Supplementary Fig. S6

(a) A549/DDP cells were transfected with control and UBE2C, respectively. The mRNA of UBE2C, ABCG2, ERCC1, HER2, MRP1, KRAS, BRCA1 and MDR1 was analyzed by RT-PCR assay. (b, c) A549/DDP or H1299/DDP cells were transfected with siABCG2–1 or siABCG2–2. (b) The mRNA and protein levels of ABCG2 were analyzed by RT-PCR and immunoblotting assay in A549/DDP cells. (c) The cellular proliferation was analyzed by CCK8 assay in A549/DDP or H1299/DDP cells. (d, e) A549/DDP or H1299/DDP cells were transfected with siERCC1-1 or siERCC1-2. (d) The mRNA and protein levels of ERCC1 were analyzed by RT-PCR and immunoblotting assay in A549/DDP cells. (e) The cellular proliferation was analyzed by CCK8 assay in A549/DDP or H1299/DDP cells.

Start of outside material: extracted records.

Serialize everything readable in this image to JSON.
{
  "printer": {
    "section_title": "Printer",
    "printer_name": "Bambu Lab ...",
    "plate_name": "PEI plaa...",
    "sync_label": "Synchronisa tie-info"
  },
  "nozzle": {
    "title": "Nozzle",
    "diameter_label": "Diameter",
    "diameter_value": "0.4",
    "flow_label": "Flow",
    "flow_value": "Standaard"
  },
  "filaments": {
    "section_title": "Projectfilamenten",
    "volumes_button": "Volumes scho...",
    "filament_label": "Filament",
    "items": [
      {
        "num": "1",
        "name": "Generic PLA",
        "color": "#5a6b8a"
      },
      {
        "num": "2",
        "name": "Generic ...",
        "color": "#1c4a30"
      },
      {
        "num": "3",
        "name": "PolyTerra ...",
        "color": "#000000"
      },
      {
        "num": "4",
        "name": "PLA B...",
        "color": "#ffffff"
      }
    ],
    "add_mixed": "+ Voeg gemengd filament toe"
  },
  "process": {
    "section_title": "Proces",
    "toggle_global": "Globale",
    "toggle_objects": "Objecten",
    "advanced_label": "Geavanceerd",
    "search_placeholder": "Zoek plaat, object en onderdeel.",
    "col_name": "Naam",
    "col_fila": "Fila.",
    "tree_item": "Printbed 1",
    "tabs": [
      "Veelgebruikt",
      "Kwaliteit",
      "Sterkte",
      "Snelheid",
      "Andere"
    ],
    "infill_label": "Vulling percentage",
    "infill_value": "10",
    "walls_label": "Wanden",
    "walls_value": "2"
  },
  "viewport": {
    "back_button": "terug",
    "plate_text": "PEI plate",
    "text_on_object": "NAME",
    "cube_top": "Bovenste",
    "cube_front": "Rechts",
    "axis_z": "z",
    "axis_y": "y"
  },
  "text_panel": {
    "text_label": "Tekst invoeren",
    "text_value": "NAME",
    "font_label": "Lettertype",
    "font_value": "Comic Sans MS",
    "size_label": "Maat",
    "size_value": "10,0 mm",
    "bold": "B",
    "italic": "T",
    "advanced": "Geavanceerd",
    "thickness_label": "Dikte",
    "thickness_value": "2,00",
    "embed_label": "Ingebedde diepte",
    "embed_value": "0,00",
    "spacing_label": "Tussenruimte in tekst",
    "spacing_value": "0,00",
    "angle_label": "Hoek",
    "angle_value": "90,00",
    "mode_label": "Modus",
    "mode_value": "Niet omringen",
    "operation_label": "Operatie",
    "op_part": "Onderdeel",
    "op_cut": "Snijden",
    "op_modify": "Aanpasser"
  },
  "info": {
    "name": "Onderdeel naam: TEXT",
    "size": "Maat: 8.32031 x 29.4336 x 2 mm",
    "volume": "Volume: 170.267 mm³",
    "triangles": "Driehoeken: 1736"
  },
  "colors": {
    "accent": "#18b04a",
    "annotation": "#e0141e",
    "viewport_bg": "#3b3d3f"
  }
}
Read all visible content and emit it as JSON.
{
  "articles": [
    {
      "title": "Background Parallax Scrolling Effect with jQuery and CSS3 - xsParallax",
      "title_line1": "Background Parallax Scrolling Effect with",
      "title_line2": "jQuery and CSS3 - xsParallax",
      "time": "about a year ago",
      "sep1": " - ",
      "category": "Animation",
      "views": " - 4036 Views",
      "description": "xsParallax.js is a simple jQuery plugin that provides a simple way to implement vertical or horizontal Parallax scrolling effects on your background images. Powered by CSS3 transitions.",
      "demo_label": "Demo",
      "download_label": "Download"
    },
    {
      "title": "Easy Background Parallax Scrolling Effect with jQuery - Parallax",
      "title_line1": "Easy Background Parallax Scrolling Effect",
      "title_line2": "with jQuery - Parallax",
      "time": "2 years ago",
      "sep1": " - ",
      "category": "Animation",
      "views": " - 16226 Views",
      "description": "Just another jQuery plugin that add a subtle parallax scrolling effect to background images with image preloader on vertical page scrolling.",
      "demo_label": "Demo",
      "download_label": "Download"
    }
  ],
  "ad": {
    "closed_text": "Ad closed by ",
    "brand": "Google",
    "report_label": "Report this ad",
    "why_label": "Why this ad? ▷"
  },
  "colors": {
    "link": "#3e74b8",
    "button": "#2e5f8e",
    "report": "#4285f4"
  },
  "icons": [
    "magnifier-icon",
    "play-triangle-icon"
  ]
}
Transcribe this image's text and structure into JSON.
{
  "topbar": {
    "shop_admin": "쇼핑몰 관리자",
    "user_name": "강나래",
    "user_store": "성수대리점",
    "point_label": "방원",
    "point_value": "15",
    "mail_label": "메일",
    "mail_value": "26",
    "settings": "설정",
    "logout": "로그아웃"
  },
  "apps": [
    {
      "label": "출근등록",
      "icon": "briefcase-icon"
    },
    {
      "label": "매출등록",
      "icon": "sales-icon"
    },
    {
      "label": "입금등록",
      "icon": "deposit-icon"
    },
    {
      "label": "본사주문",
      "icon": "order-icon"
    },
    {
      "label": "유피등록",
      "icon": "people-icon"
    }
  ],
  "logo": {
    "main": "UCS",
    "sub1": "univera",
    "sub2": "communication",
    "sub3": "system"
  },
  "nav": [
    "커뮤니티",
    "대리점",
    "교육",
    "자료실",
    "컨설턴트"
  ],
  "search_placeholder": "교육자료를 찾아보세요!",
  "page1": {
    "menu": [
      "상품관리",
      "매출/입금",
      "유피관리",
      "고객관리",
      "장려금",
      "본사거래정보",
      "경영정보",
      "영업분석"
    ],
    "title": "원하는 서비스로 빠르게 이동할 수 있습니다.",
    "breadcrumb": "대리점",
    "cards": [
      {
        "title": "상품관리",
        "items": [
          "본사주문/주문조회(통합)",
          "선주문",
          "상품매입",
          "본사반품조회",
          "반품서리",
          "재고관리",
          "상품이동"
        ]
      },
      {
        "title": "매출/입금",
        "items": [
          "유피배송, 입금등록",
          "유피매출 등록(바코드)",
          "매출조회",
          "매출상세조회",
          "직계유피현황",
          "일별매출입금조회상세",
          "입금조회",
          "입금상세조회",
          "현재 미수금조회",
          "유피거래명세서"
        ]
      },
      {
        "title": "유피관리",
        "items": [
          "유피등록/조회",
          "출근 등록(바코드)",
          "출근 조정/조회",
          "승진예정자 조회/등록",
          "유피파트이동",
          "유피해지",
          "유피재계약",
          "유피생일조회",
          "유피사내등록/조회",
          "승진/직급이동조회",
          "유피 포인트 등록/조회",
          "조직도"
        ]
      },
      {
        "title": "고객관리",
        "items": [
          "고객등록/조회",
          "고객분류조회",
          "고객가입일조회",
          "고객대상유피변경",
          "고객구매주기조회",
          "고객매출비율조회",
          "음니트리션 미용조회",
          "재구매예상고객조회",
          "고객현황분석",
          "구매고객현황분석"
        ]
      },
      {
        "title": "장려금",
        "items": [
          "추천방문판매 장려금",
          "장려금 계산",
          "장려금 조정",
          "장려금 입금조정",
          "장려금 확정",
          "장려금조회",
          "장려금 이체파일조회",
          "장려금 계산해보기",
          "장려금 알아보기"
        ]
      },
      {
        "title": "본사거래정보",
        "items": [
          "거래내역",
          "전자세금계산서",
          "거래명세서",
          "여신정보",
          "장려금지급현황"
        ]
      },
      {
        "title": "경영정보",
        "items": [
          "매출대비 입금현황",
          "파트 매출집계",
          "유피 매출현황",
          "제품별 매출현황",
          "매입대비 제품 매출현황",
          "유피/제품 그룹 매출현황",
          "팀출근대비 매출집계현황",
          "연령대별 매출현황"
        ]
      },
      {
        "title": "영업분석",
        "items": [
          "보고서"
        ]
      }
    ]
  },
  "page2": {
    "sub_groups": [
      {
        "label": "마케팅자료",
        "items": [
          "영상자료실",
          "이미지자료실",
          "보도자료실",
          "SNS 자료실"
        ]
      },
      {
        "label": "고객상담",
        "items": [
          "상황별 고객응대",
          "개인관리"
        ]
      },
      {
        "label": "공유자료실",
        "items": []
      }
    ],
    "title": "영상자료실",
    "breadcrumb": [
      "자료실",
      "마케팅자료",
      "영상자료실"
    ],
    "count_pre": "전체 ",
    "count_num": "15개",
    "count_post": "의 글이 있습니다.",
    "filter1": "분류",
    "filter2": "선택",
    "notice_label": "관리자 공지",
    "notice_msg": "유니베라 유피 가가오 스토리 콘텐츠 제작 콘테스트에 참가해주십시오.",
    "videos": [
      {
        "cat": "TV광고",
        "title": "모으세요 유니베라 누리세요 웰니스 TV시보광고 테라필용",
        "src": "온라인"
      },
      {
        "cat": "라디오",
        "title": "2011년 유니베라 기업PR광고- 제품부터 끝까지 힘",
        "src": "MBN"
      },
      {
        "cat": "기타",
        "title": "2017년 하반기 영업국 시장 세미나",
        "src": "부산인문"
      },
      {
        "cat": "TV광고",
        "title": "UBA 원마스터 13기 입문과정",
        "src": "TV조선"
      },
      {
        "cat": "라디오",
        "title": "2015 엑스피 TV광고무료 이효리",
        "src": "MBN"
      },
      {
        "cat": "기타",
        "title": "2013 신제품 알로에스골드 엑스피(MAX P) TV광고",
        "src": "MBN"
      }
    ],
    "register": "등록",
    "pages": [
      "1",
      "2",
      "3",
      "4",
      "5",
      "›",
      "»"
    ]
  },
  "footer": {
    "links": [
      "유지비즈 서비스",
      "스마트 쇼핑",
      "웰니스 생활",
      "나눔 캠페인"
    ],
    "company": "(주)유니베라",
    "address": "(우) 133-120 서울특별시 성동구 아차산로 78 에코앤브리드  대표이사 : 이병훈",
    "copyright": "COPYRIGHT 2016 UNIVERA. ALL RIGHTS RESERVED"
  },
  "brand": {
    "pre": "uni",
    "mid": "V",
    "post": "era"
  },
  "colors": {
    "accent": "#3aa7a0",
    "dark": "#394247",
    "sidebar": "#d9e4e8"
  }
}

Results were presented as mean ± SD, and the error bars represent the SD of three independent experiments. *p < .05; **p < .01 vs control group.

Supplementary Fig. S7

A549/DDP cells were co-transfected with miR-495 mimics and control or co-transfected with miR-495 mimics and siUBE2C, then treated with PBS or DDP 6 μg/ml for 60 h. The protein of E-cadherin and Vimentin were analyzed by immunofluorescent staining. Results were presented as mean ± SD, and the error bars represent the SD of three independent experiments. **p < .01 vs control group.